We caught up with Jeff at a DevNation hackathon just before Red Hat Summit 2014 and gabbed about Gluster…and learned what it takes to be a storage developer.
Who are you?
I’m Jeff Darcy, the most senior developer on GlusterFS who was at Red Hat prior to the acquisition of Gluster.
Tell us about yourself
I came to Red Hat to start my own project based on GlusterFS. I’d been working on it for two years and was as surprised as anyone about the acquisition of Gluster. Rather than maintain two separate projects, it made a lot of sense for me to join Gluster’s architecture and development team and have my project absorbed into that.
Since then I’ve done a mix of hands-on and high-level thinking and evangelism. I’m probably the best-known blogger associated with GlusterFS. I’ve spent a lot of time over the past few years doing that and spreading the word at conferences.
I also created HekaFS, and even though the project is technically inactive, its web site is still very active —people still turn to it to find translators, even though I haven’t updated it in two years. It’s surprising that a lot of stuff I posted there is still popular, so I leave it there because it is useful to the community.
Why are you at the hackathon?
I’m here for the same reason I go to other events, which is to engage with whoever I can find and talk about what cool things we do with Gluster. Unfortunately, the barrier to entry to doing cool stuff with Gluster is high, but we’re fighting to draw people in.
What kind of people do you want to draw in?
Well, Gluster is storage technology. It’s written in frameworks and technologies that aren’t popular in our industry nowadays. It’s daunting, and you need a lot of background before you can do work. The ideal candidate is someone who is not daunted by that, who has done something similar before, and who has some storage related experience.
You also need some particular low-level or old fashioned skills. Gluster is a file system; it responds to requests that are familiar to people that have worked on file systems and contains surprises to people who haven’t. Not everyone has the understanding of what exactly are the semantics of writing data and calling fsyc, and there’s a lot of subtlety there. If you look at the documents that define these things in POSIX, they are pretty long and still incomplete. There’s an understanding that the file community has that isn’t well shared. We’re a pretty fearsome lot, and storage is something you absolutely positively have to get right.
People who have worked in storage for a long time are very wary of people who don’t understand storage and have given us a bad name. If someone loses data, they aren’t going to blame the responsible party, they’ll say “this kind of storage sucks.”

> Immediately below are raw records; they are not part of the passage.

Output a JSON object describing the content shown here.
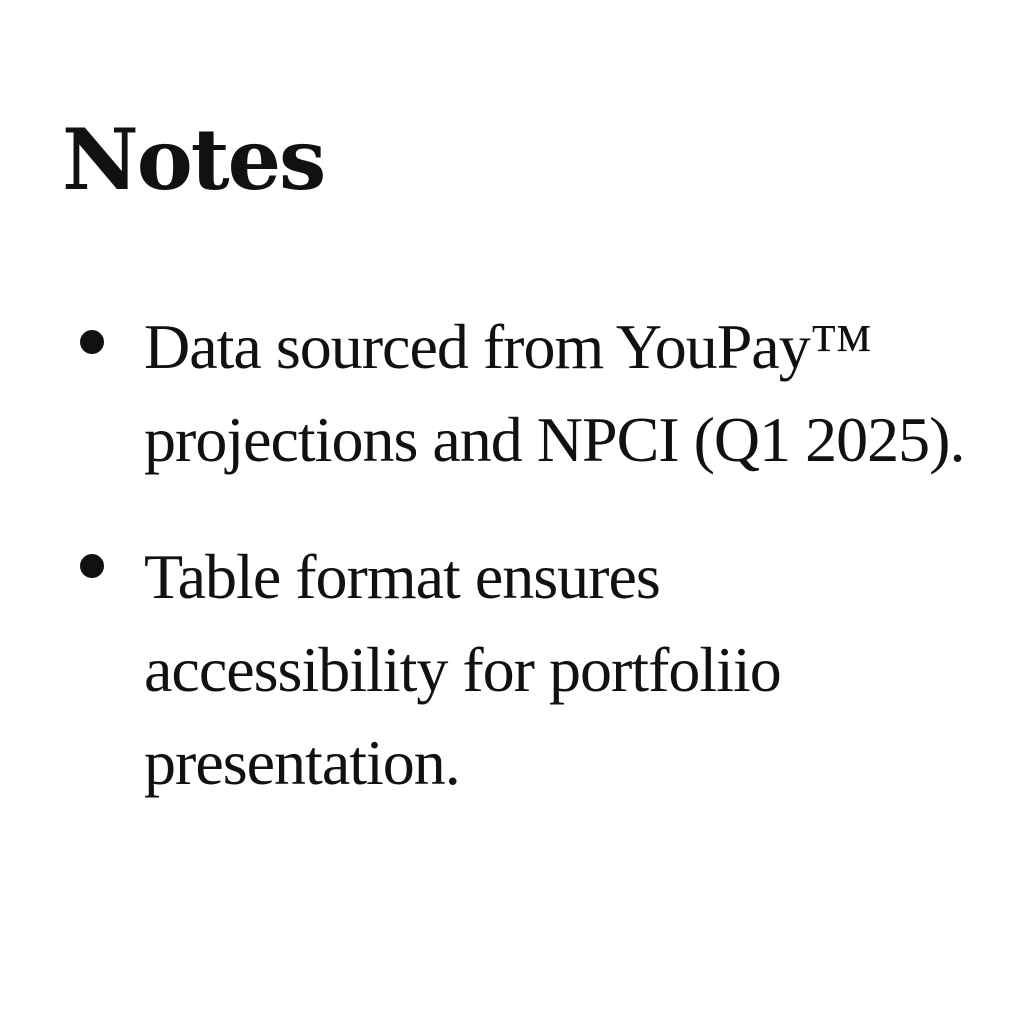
{
  "heading": "Notes",
  "notes": [
    {
      "lines": [
        "Data sourced from YouPay™",
        "projections and NPCI (Q1 2025)."
      ]
    },
    {
      "lines": [
        "Table format ensures",
        "accessibility for portfoliio",
        "presentation."
      ]
    }
  ],
  "colors": {
    "text": "#111111",
    "background": "#ffffff"
  }
}
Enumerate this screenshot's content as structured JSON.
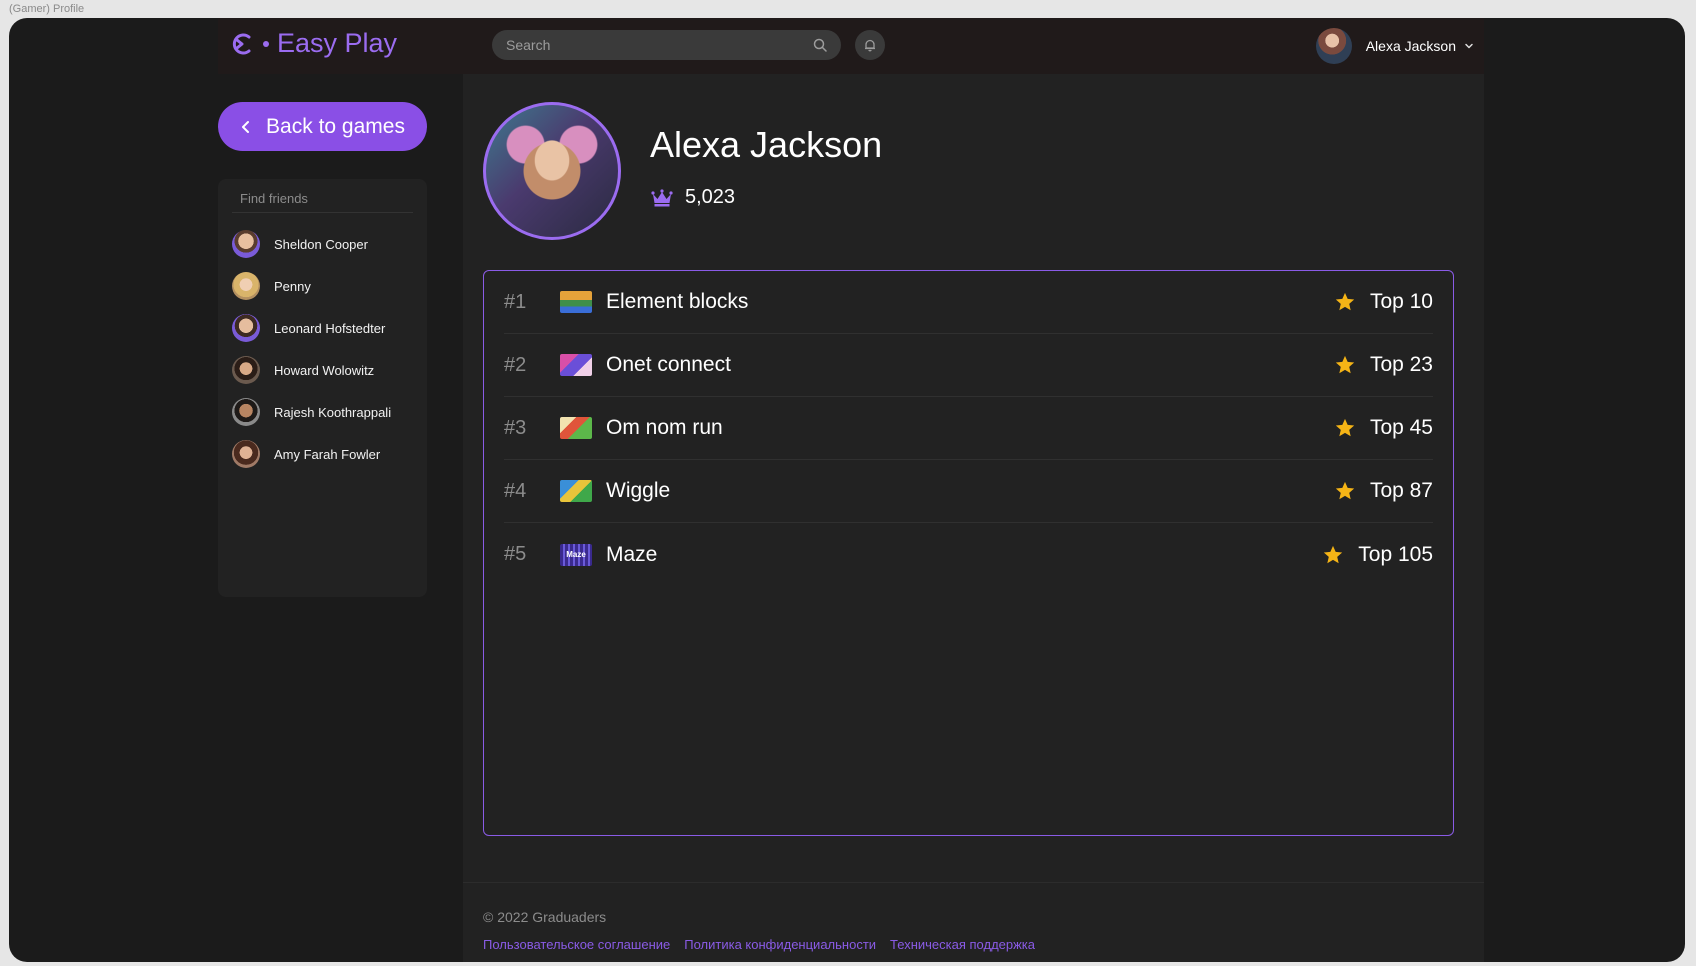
{
  "frame_label": "(Gamer) Profile",
  "header": {
    "app_name": "Easy Play",
    "search_placeholder": "Search",
    "user_name": "Alexa Jackson"
  },
  "sidebar": {
    "back_label": "Back to games",
    "friend_search_placeholder": "Find friends",
    "friends": [
      {
        "name": "Sheldon Cooper"
      },
      {
        "name": "Penny"
      },
      {
        "name": "Leonard Hofstedter"
      },
      {
        "name": "Howard Wolowitz"
      },
      {
        "name": "Rajesh Koothrappali"
      },
      {
        "name": "Amy Farah Fowler"
      }
    ]
  },
  "profile": {
    "name": "Alexa Jackson",
    "score": "5,023"
  },
  "games": [
    {
      "rank": "#1",
      "name": "Element blocks",
      "place": "Top 10"
    },
    {
      "rank": "#2",
      "name": "Onet connect",
      "place": "Top 23"
    },
    {
      "rank": "#3",
      "name": "Om nom run",
      "place": "Top 45"
    },
    {
      "rank": "#4",
      "name": "Wiggle",
      "place": "Top 87"
    },
    {
      "rank": "#5",
      "name": "Maze",
      "place": "Top 105",
      "thumb_text": "Maze"
    }
  ],
  "footer": {
    "copyright": "© 2022  Graduaders",
    "links": [
      "Пользовательское соглашение",
      "Политика конфиденциальности",
      "Техническая поддержка"
    ]
  },
  "colors": {
    "accent": "#8a4fe6",
    "star": "#f5b416",
    "background": "#1b1b1b",
    "panel": "#222222"
  }
}
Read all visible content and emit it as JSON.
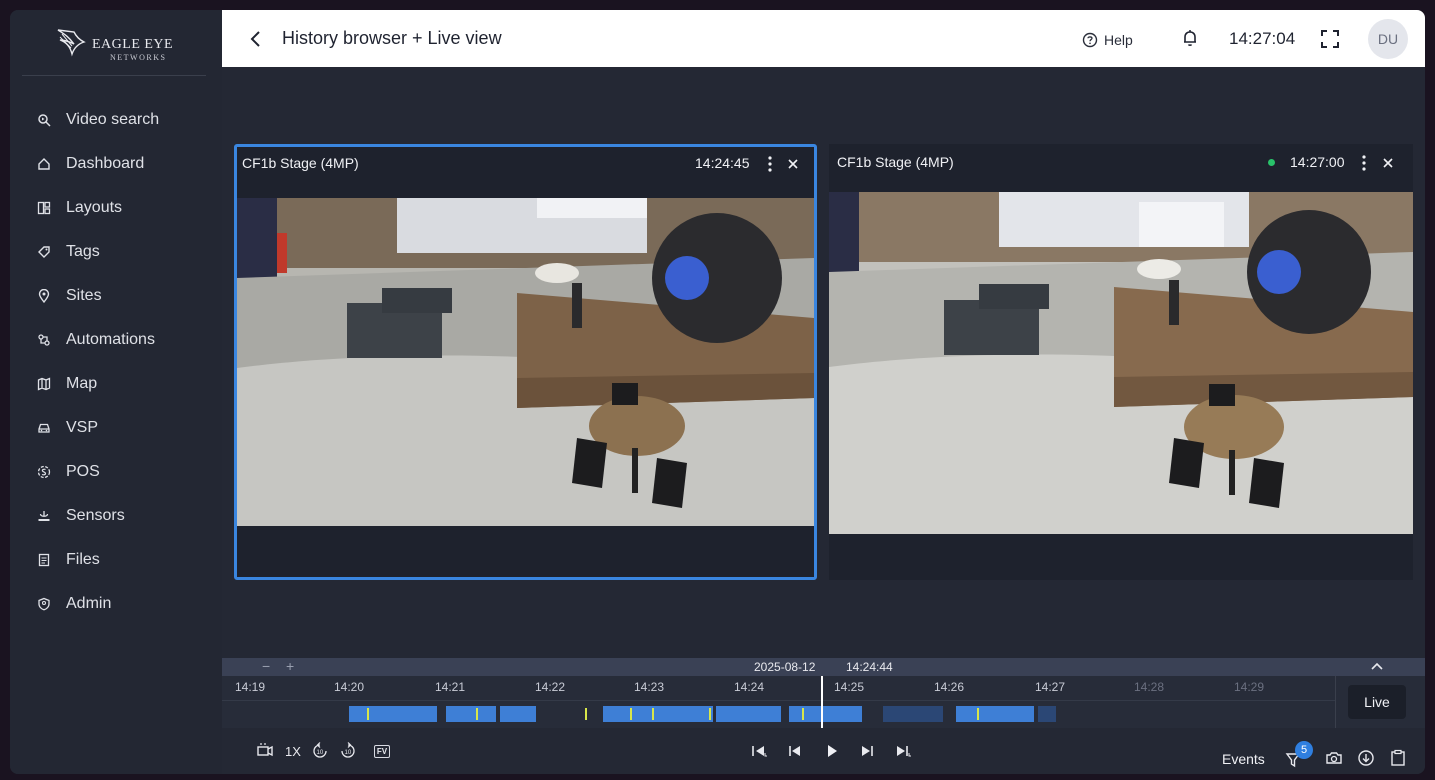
{
  "brand": {
    "name": "EAGLE EYE",
    "sub": "NETWORKS"
  },
  "sidebar": {
    "items": [
      {
        "label": "Video search",
        "icon": "video-search-icon"
      },
      {
        "label": "Dashboard",
        "icon": "home-icon"
      },
      {
        "label": "Layouts",
        "icon": "layouts-icon"
      },
      {
        "label": "Tags",
        "icon": "tag-icon"
      },
      {
        "label": "Sites",
        "icon": "location-icon"
      },
      {
        "label": "Automations",
        "icon": "automation-icon"
      },
      {
        "label": "Map",
        "icon": "map-icon"
      },
      {
        "label": "VSP",
        "icon": "car-icon"
      },
      {
        "label": "POS",
        "icon": "pos-icon"
      },
      {
        "label": "Sensors",
        "icon": "sensor-icon"
      },
      {
        "label": "Files",
        "icon": "files-icon"
      },
      {
        "label": "Admin",
        "icon": "admin-icon"
      }
    ]
  },
  "header": {
    "title": "History browser + Live view",
    "help": "Help",
    "clock": "14:27:04",
    "avatar": "DU"
  },
  "tiles": [
    {
      "title": "CF1b Stage (4MP)",
      "time": "14:24:45",
      "mode": "history"
    },
    {
      "title": "CF1b Stage (4MP)",
      "time": "14:27:00",
      "mode": "live"
    }
  ],
  "timeline": {
    "date": "2025-08-12",
    "time": "14:24:44",
    "zoom_out": "−",
    "zoom_in": "+",
    "ticks": [
      "14:19",
      "14:20",
      "14:21",
      "14:22",
      "14:23",
      "14:24",
      "14:25",
      "14:26",
      "14:27",
      "14:28",
      "14:29"
    ],
    "live_label": "Live"
  },
  "controls": {
    "speed": "1X",
    "fv": "FV",
    "events_label": "Events",
    "events_count": "5"
  },
  "colors": {
    "accent": "#3a86e0",
    "recording": "#3e7fd6",
    "event_marker": "#d7e64a",
    "live_dot": "#29c26a"
  }
}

I remember when I started working in storage, I was used to the traditional view that a crash is the worst that can happen. Well, a crash is not the worst. Loss or corruption of data is the worst. Servers can come and go all day long as long as your data is still there. If you don’t have that mindset, it will be difficult to know why things in storage are the way they are. Our #1 mission is to ensure we are doing the correct thing, the data-preserving thing.